German AfD faces probe over fake deportation notices
By Jonathan Powell in London | chinadaily.com.cn | Updated: 2025-01-16 06:34
A chapter of the far-right Alternative for Germany, or AfD, party in the southwestern city of Karlsruhe has drawn criticism for sending migrants mock deportation notices designed as plane tickets to their "safe country of origin".
Residents of immigrant neighborhoods in Karlsruhe received flyers marked "In your home country, it's also nice" with a mock departure date set for Germany's Feb 23 election day.
The reverse side of the flyers lists the AfD's core migration policies, including deportation of illegal immigrants and preventing what they term the "Islamization" of Germany.
After German newspaper Die Zeit reported that the AfD had distributed the flyers addressed to "illegal immigrants", Karlsruhe police on Tuesday launched an investigation into potential incitement against foreigners.
While the Karlsruhe AfD branch defended the flyers as legal and denied targeting specific recipients, the party's national office has distanced itself from the campaign, Die Zeit reported.
Marc Bernhard of the Karlsruhe AfD acknowledged printing between 20,000 and 30,000 flyers.

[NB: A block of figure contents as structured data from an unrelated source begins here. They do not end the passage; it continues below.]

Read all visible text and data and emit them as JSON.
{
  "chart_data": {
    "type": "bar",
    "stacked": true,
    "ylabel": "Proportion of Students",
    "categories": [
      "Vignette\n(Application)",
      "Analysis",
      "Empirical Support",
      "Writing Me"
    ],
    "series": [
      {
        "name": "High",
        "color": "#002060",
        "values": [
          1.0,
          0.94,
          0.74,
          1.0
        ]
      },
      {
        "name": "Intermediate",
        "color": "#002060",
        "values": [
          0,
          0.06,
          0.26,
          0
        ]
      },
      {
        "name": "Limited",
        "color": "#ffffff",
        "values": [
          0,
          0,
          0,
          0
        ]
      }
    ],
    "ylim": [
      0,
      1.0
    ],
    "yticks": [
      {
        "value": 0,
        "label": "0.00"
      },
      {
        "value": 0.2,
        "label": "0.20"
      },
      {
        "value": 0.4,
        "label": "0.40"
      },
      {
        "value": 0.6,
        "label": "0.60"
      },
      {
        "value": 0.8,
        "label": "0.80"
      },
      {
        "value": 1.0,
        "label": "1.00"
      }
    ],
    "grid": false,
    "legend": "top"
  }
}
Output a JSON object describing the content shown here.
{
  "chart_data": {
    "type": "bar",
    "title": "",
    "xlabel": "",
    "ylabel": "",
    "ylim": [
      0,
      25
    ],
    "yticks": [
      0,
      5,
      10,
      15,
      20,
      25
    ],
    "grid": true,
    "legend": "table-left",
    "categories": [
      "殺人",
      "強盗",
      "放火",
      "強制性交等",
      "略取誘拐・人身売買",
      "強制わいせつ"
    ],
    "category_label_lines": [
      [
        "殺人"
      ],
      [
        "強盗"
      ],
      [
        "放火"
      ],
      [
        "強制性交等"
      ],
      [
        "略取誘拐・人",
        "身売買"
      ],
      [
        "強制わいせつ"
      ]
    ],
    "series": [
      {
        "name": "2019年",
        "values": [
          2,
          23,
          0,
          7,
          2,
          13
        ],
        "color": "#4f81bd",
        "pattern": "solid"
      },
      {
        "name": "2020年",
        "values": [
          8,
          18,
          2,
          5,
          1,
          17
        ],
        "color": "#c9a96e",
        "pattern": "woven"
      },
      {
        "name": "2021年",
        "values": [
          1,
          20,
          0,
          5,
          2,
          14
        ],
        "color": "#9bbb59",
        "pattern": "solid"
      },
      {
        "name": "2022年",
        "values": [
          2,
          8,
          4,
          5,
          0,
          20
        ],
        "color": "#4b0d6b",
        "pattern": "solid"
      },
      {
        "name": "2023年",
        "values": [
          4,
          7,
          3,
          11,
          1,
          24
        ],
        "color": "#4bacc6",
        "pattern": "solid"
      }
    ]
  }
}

"The election flyer is being distributed in Karlsruhe in as large numbers as possible and without any special requirements or restrictions," he said.
Karlsruhe's center-left mayor Frank Mentrup condemned the campaign, saying "finding such notes in the letterbox reinforces a feeling of insecurity and fear" among residents.
Green Party member Beate Hoeft, who reported being in contact with an affected family, shared the flyer on Instagram.
"People from a migrant background in the Karlsruhe region found this in their letterboxes," she wrote, adding hashtags reading "No AfD", "Protect democracy", and "Beware the beginnings".
"Nobody will come to Germany if they have the feeling that racism rules here, and that is pure racism," Greens chancellor candidate Robert Habeck said on Tuesday.
At a weekend party convention, the AfD openly endorsed "remigration", the same policy that sparked nationwide protests against the party just one year ago.
AfD chancellor candidate Alice Weidel promised "large-scale repatriations" if the party gains power.
Germany's Interior Minister Nancy Faeser has proposed offering Syrian refugees "exploratory" flights to visit their homeland in the wake of Bashar al-Assad's fall from power last month, reported The Daily Telegraph.
Germany, which accepted the largest Syrian refugee population outside the Middle East during the 2015 migration wave when millions of people fled Syria's civil war, now faces divided responses from its Syrian community, with some eager to return while others prefer to stay in their adopted home.
Despite polling second at 21 percent behind the main conservative alliance of the Christian Democratic Union and Christian Social Union, the AfD, which has been classified by authorities as a suspected extremist group, faces isolation, with all mainstream parties refusing coalition talks.